In Europe there were 12 kingdoms in 1874: Great Britain and Ireland, Italy, Sweden and Norway, Belgium, Portugal, Holland, Denmark, Greece, Prussia, Bavaria, Saxony, and Wtirtem-berg; the last four, however, being included in the German empire. Besides these there are other kingdoms in Europe which, having in various degrees lost their independence, have maintained their title, adding it to those of the other possessions of their rulers. Thus the emperor of Russia is king of Poland, and the emperor of Austria king of Bohemia, while Hungary forms as a kingdom a constituent half of the latter empire. There are also some titles preserved by houses who have lost the posses-, sions to which they were attached. The emperor of Austria styles himself king of Jerusalem, and the king of Sweden also king of the Vandals. The royal dignity in Europe is now everywhere hereditary. Formerly there were elective kings of Poland, Hungary, and other countries; those of Poland were little more than presidents for life of a republic. The successor elect of the German emperors was called king of Rome; the same title was bestowed by Napoleon I. on his son.

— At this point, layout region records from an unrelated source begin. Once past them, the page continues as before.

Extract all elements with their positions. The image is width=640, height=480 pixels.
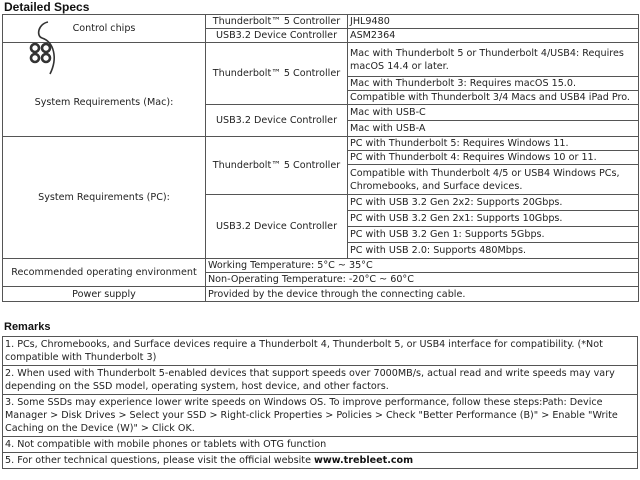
remark-item: 4. Not compatible with mobile phones or …	[2, 436, 638, 453]
remarks-table: 1. PCs, Chromebooks, and Surface devices…	[2, 336, 638, 469]
component-cell: USB3.2 Device Controller	[205, 28, 348, 43]
value-cell: Mac with USB-A	[347, 120, 639, 137]
environment-label: Recommended operating environment	[2, 258, 206, 287]
remarks-title: Remarks	[4, 321, 51, 333]
remark-item: 2. When used with Thunderbolt 5-enabled …	[2, 365, 638, 395]
specs-table: Control chips Thunderbolt™ 5 Controller …	[2, 14, 639, 302]
pc-requirements-label: System Requirements (PC):	[2, 136, 206, 259]
value-cell: PC with USB 3.2 Gen 1: Supports 5Gbps.	[347, 226, 639, 243]
value-cell: JHL9480	[347, 14, 639, 29]
value-cell: PC with USB 3.2 Gen 2x2: Supports 20Gbps…	[347, 194, 639, 211]
component-cell: Thunderbolt™ 5 Controller	[205, 136, 348, 195]
apple-finder-logo-icon	[29, 21, 55, 75]
specs-title: Detailed Specs	[4, 0, 90, 14]
value-cell: Compatible with Thunderbolt 4/5 or USB4 …	[347, 164, 639, 195]
component-cell: USB3.2 Device Controller	[205, 104, 348, 137]
component-cell: Thunderbolt™ 5 Controller	[205, 42, 348, 105]
value-cell: Provided by the device through the conne…	[205, 286, 639, 302]
value-cell: Mac with Thunderbolt 5 or Thunderbolt 4/…	[347, 42, 639, 77]
value-cell: PC with Thunderbolt 5: Requires Windows …	[347, 136, 639, 151]
value-cell: PC with USB 2.0: Supports 480Mbps.	[347, 242, 639, 259]
value-cell: Mac with Thunderbolt 3: Requires macOS 1…	[347, 76, 639, 91]
remark-item: 1. PCs, Chromebooks, and Surface devices…	[2, 336, 638, 366]
remark-item: 5. For other technical questions, please…	[2, 452, 638, 469]
value-cell: PC with Thunderbolt 4: Requires Windows …	[347, 150, 639, 165]
value-cell: Compatible with Thunderbolt 3/4 Macs and…	[347, 90, 639, 105]
component-cell: Thunderbolt™ 5 Controller	[205, 14, 348, 29]
value-cell: Non-Operating Temperature: -20°C ~ 60°C	[205, 272, 639, 287]
remark-text: 5. For other technical questions, please…	[5, 455, 315, 466]
remark-item: 3. Some SSDs may experience lower write …	[2, 394, 638, 437]
value-cell: Working Temperature: 5°C ~ 35°C	[205, 258, 639, 273]
website-link[interactable]: www.trebleet.com	[314, 455, 414, 466]
value-cell: Mac with USB-C	[347, 104, 639, 121]
power-label: Power supply	[2, 286, 206, 302]
component-cell: USB3.2 Device Controller	[205, 194, 348, 259]
value-cell: PC with USB 3.2 Gen 2x1: Supports 10Gbps…	[347, 210, 639, 227]
value-cell: ASM2364	[347, 28, 639, 43]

King, a N. W. county of "Washington territory, bounded E. by the Cascade mountains, and W. by Admiralty inlet; area, 1,800 sq. m.; pop. in 1870, 2,120. It has numerous harbors. The principal rivers are the White, Snoqualmie, Dwamish, and Green, which are bordered by good agricultural land. Lake Washington is a large body of fresh water, bordered by lands rich in coal, which is mined. The W. part is interspersed with prairies, forests, and lakes. The Snoqualmie pass, 3,700 ft. high, crosses the Cascade range in this county. The falls of Snoqualmie attract many tourists. The chief productions in 1870 were 3,872 bushels of wheat, 14,135 of oats, 2,817 of barley, 42,981 of potatoes, 34,755 lbs. of butter, and 1,884 tons of hay. There were 305 horses, 628 milch cows, 947 other cattle, and 891 swine; 1 brewery, 1 planing mill, 1 flour mill, and 2 saw mills. Capital, Seattle.

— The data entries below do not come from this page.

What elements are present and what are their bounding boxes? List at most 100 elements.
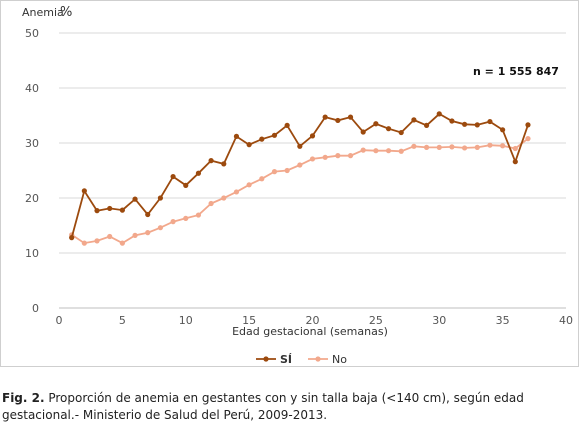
legend-swatch-marker	[315, 356, 321, 362]
data-point	[259, 176, 265, 182]
legend-swatch-marker	[263, 356, 269, 362]
x-axis-title: Edad gestacional (semanas)	[232, 325, 388, 338]
x-tick-label: 20	[306, 314, 320, 327]
y-tick-label: 40	[25, 82, 39, 95]
x-tick-label: 5	[119, 314, 126, 327]
data-point	[347, 153, 354, 159]
data-point	[487, 142, 493, 148]
data-point	[385, 148, 392, 154]
data-point	[195, 212, 202, 218]
data-point	[259, 136, 265, 142]
data-point	[107, 205, 113, 212]
sample-size-annotation: n = 1 555 847	[473, 65, 559, 78]
x-tick-label: 40	[559, 314, 573, 327]
legend-item: No	[308, 353, 347, 366]
data-point	[322, 154, 328, 160]
data-point	[525, 136, 531, 142]
data-point	[385, 126, 392, 132]
data-point	[398, 129, 404, 136]
series-layer	[69, 111, 531, 246]
line-chart: 0 10 20 30 40 50 0 5 10 15 20 25 30 35 40 Anemia % n …	[22, 5, 574, 366]
data-point	[525, 122, 531, 128]
data-point	[195, 170, 202, 176]
data-point	[398, 148, 404, 154]
y-tick-labels: 0 10 20 30 40 50	[25, 27, 39, 315]
data-point	[132, 196, 138, 202]
data-point	[157, 225, 163, 231]
x-tick-label: 10	[179, 314, 193, 327]
data-point	[221, 161, 227, 167]
data-point	[145, 211, 151, 218]
data-point	[119, 240, 125, 246]
caption-label: Fig. 2.	[2, 391, 45, 405]
caption-text: Proporción de anemia en gestantes con y …	[2, 391, 524, 422]
data-point	[284, 122, 290, 128]
legend-item: SÍ	[256, 353, 292, 366]
data-point	[246, 142, 252, 148]
y-tick-label: 20	[25, 192, 39, 205]
data-point	[81, 240, 87, 246]
y-tick-label: 50	[25, 27, 39, 40]
data-point	[170, 219, 176, 225]
data-point	[221, 195, 227, 201]
legend: SÍ No	[256, 353, 347, 366]
data-point	[360, 129, 366, 135]
data-point	[335, 117, 341, 124]
legend-label: SÍ	[280, 353, 292, 366]
data-point	[474, 144, 480, 150]
data-point	[94, 208, 100, 214]
data-point	[271, 132, 278, 138]
data-point	[487, 118, 493, 125]
y-axis-unit: %	[60, 5, 72, 20]
data-point	[81, 188, 87, 194]
x-tick-labels: 0 5 10 15 20 25 30 35 40	[56, 314, 574, 327]
data-point	[474, 122, 480, 128]
gridlines	[59, 32, 566, 254]
data-point	[157, 195, 163, 201]
data-point	[145, 230, 151, 236]
data-point	[183, 215, 189, 221]
series-si	[69, 111, 531, 241]
data-point	[411, 117, 417, 123]
data-point	[183, 182, 189, 188]
y-axis-title: Anemia	[22, 6, 64, 19]
data-point	[436, 111, 442, 117]
y-tick-label: 0	[32, 302, 39, 315]
data-point	[309, 133, 316, 139]
data-point	[500, 127, 506, 133]
data-point	[436, 144, 442, 150]
data-point	[284, 167, 290, 174]
series-line	[70, 112, 529, 238]
data-point	[309, 156, 316, 162]
data-point	[119, 207, 125, 213]
legend-label: No	[332, 353, 347, 366]
data-point	[423, 144, 430, 150]
data-point	[360, 147, 366, 153]
data-point	[347, 114, 354, 120]
data-point	[462, 121, 468, 127]
data-point	[69, 235, 75, 241]
data-point	[462, 145, 468, 151]
data-point	[512, 159, 518, 165]
chart-frame	[0, 0, 579, 367]
data-point	[132, 232, 138, 238]
data-point	[411, 143, 417, 149]
data-point	[512, 145, 518, 152]
data-point	[449, 118, 455, 124]
figure-caption: Fig. 2. Proporción de anemia en gestante…	[2, 390, 578, 424]
data-point	[233, 133, 240, 139]
data-point	[373, 121, 379, 127]
data-point	[297, 143, 303, 149]
x-tick-label: 25	[369, 314, 383, 327]
data-point	[246, 182, 252, 188]
data-point	[107, 233, 113, 240]
x-tick-label: 0	[56, 314, 63, 327]
y-tick-label: 30	[25, 137, 39, 150]
x-tick-label: 35	[496, 314, 510, 327]
data-point	[208, 200, 214, 207]
y-tick-label: 10	[25, 247, 39, 260]
series-line	[71, 137, 529, 245]
data-point	[94, 238, 100, 244]
data-point	[208, 158, 214, 164]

Kings, a S. E. county of New York, forming the W. extremity of Long Island; area, 72 sq. m.; pop. in 1870, 419,921. It lies between the East river and New York harbor and the Atlantic ocean, embracing several small islands adjacent to the coast. A range of drift hills, from 50 to 300 ft. above tide water, crosses it from S. W. to N. E. The soil is a light sandy loam, capable of varied cultivation. The South Side railroad of Long Island, the Brooklyn, Bath, and Coney Island railroad, and the Brooklyn Central branch of the Long Island railroad pass through it. The chief productions in 1870 were 44,600 bushels of Indian corn, 547,375 of potatoes, and 2,057 tons of hay. There were on farms 1,241 horses, 16 mules and asses, 1,148 milch cows, 67 other cattle, and 750 swine. There are numerous manufacturing establishments, chiefly in Brooklyn, the county seat. In 1873 a proposition for the incorporation of the county towns with the city of Brooklyn was submitted to a popular vote, which resulted adversely.